Develop Procedures for Vulnerability Management
- Detect Vulnerabilities:
- Establish procedures to detect vulnerabilities in your products and services, including external components.
- Receive Vulnerability Reports:
- Set up a public point of contact for vulnerability reporting, so that researchers and others can report issues.
- Implement Reporting Procedures:
- Create online reporting forms and participate in relevant threat intelligence or information-sharing forums. Consider offering bug bounty programs to encourage vulnerability reporting.
- Share Information:
- Share vulnerability information with relevant industry bodies and interested parties.
Evaluating Technical Vulnerabilities
- Analyse Reports:
- Thoroughly analyse and verify vulnerability reports to determine the necessary response and remediation actions.
- Assess Risks:
- Once a vulnerability is identified, assess the associated risks and decide on the appropriate actions, such as system updates or additional controls.
Addressing Technical Vulnerabilities
- Implement a Software Update Process:
- Ensure all authorised software is up-to-date with the latest approved patches. Retain the original software version and test any changes on a copy before applying them. Document all changes thoroughly.
- Respond Quickly:
- Act promptly when a potential vulnerability is identified, setting a clear timeline for addressing it.
- Use Legitimate Sources:
- Only use updates from verified, legitimate sources.
- Test Updates:
- Test updates before installation to ensure they are effective and do not introduce unacceptable side effects.
- Prioritise High-Risk Systems:
- Focus on addressing vulnerabilities in high-risk systems first.
- Develop Remediation:
- Create and test remediation measures, such as software updates or patches, to confirm their effectiveness.
- Verify Authenticity:
- Implement mechanisms to verify the authenticity of remediation actions.
- Consider Alternative Controls:
- If updates are unavailable or cannot be installed, consider other controls, such as:
- Applying vendor-recommended workarounds.
- Disabling vulnerable services.
- Adding access controls (e.g., firewalls) at network borders.
- Using traffic filters to protect vulnerable systems.
- Increasing monitoring to detect potential attacks.
- Raising awareness of the vulnerability.
- Automatic Updates:
- Decide whether to use automatic updates for acquired software, particularly if the vendor provides this option.

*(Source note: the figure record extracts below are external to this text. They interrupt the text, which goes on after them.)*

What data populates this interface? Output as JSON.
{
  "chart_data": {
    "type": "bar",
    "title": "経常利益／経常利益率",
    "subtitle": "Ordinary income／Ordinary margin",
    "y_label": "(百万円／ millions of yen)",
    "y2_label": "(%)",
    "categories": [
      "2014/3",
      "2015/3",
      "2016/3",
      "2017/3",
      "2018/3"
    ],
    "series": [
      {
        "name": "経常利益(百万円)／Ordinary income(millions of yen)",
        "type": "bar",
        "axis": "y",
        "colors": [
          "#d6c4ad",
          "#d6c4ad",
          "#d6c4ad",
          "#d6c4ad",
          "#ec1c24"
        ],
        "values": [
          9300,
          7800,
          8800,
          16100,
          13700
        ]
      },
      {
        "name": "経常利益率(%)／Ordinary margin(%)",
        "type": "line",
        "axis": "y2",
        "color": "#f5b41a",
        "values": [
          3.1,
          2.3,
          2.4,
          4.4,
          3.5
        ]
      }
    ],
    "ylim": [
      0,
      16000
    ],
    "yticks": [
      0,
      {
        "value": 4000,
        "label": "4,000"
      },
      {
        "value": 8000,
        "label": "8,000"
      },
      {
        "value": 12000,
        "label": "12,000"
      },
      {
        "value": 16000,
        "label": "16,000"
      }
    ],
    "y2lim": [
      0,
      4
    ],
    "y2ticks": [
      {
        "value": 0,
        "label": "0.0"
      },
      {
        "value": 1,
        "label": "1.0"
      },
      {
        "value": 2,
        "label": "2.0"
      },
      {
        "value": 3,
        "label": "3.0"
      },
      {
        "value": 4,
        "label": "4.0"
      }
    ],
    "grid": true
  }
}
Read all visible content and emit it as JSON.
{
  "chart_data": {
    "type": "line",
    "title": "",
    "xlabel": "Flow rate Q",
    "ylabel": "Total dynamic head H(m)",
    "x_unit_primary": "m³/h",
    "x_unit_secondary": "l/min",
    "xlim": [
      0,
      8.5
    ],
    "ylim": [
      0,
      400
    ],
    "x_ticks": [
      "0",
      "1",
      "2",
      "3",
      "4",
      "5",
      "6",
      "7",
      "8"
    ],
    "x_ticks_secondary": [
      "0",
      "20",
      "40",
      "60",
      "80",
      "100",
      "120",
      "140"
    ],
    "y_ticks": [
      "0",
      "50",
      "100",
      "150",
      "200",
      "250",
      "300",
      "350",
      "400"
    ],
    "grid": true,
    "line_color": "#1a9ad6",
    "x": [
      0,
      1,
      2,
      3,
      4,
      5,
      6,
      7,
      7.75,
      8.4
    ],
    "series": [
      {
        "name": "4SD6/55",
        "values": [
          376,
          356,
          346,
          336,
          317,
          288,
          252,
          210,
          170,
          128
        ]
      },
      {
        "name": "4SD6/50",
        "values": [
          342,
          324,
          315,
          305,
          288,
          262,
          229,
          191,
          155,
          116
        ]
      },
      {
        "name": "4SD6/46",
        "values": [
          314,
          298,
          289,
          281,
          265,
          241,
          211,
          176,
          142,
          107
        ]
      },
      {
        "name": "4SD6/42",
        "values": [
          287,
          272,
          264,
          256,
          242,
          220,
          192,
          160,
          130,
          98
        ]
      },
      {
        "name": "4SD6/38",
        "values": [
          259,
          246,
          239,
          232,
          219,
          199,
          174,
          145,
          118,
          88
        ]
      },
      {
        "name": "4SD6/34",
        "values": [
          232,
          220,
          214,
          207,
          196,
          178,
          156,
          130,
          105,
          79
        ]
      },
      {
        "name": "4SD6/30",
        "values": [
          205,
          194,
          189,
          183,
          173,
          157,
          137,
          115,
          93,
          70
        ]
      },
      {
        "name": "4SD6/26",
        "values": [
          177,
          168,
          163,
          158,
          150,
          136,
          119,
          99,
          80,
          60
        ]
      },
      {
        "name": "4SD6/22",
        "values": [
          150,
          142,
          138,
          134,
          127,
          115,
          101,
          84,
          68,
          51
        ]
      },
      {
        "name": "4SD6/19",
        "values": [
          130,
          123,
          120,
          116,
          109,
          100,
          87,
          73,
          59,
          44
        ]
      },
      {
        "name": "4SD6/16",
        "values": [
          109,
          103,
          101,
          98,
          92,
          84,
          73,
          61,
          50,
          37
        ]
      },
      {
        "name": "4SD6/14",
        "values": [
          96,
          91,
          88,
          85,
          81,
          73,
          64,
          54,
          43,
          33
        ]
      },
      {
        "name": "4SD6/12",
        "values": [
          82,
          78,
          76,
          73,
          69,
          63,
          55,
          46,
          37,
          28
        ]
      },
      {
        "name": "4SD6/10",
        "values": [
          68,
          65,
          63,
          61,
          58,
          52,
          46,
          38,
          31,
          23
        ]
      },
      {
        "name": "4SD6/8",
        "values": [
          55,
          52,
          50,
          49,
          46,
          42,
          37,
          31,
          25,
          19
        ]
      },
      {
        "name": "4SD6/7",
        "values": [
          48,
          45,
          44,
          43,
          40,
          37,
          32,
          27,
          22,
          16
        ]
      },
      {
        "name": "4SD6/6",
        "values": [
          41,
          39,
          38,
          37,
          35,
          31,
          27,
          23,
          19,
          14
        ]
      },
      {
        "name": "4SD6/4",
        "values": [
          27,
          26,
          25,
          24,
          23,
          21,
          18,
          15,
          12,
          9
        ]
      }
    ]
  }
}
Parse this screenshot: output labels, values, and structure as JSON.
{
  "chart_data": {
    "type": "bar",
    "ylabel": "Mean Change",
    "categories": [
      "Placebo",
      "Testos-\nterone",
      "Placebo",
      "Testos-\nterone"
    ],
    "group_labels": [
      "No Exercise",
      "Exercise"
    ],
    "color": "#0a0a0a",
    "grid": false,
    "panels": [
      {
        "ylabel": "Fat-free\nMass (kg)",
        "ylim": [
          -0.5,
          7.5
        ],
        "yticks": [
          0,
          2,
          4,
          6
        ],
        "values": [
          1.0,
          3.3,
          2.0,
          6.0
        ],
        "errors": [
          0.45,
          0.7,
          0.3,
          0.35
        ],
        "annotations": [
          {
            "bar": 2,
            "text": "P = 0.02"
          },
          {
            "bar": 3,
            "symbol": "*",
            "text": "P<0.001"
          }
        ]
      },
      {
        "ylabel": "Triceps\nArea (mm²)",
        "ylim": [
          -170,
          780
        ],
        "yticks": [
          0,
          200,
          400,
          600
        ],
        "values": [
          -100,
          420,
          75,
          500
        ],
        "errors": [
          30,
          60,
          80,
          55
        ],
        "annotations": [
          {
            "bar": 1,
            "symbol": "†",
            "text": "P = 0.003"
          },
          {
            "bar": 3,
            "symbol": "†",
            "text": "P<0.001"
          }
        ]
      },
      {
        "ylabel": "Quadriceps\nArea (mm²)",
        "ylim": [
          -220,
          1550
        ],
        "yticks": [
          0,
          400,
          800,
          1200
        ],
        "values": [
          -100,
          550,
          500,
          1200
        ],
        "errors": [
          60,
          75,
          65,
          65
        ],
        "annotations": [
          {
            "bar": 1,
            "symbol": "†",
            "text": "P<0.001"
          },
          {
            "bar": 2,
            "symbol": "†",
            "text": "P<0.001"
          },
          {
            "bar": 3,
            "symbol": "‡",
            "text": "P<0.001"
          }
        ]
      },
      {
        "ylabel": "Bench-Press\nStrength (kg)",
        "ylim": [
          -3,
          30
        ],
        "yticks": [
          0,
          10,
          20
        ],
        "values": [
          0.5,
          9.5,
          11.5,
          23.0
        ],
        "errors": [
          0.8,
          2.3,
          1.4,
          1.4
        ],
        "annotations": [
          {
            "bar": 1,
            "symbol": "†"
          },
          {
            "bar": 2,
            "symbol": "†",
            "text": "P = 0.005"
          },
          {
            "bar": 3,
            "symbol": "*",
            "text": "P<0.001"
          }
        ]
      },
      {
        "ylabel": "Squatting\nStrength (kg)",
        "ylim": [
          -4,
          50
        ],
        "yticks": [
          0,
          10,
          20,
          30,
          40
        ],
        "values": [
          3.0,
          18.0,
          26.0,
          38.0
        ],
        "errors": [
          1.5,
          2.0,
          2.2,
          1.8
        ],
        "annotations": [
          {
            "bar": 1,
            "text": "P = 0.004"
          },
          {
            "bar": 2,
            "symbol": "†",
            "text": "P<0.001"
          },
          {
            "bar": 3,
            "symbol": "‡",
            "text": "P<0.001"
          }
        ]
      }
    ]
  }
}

Consider allowing users to control the timing of updates to avoid disruption during critical operations.
Other Considerations
- Maintain an Audit Log:
- Keep detailed logs of all steps taken in managing technical vulnerabilities.
- Regular Monitoring:
- Continuously monitor and evaluate the vulnerability management process to ensure it remains effective and efficient.
- Align with Incident Management:
- Coordinate vulnerability management with incident management activities, sharing relevant data and procedures.
- Cloud Service Providers:
- Ensure your cloud service providers manage technical vulnerabilities as part of the service agreement, with clear processes for reporting their actions.
- Consider Defence in Depth:
- Be aware that vulnerability scanners might not fully account for defence-in-depth strategies. Carefully review vulnerability reports before taking action.
- User Communication:
- If your organisation supplies software or services externally, consider releasing public advisories about vulnerabilities and providing information to software vulnerability databases.
This guide should help you manage technical vulnerabilities effectively, reducing the risk of exploitation and maintaining the security of your organisation’s information systems.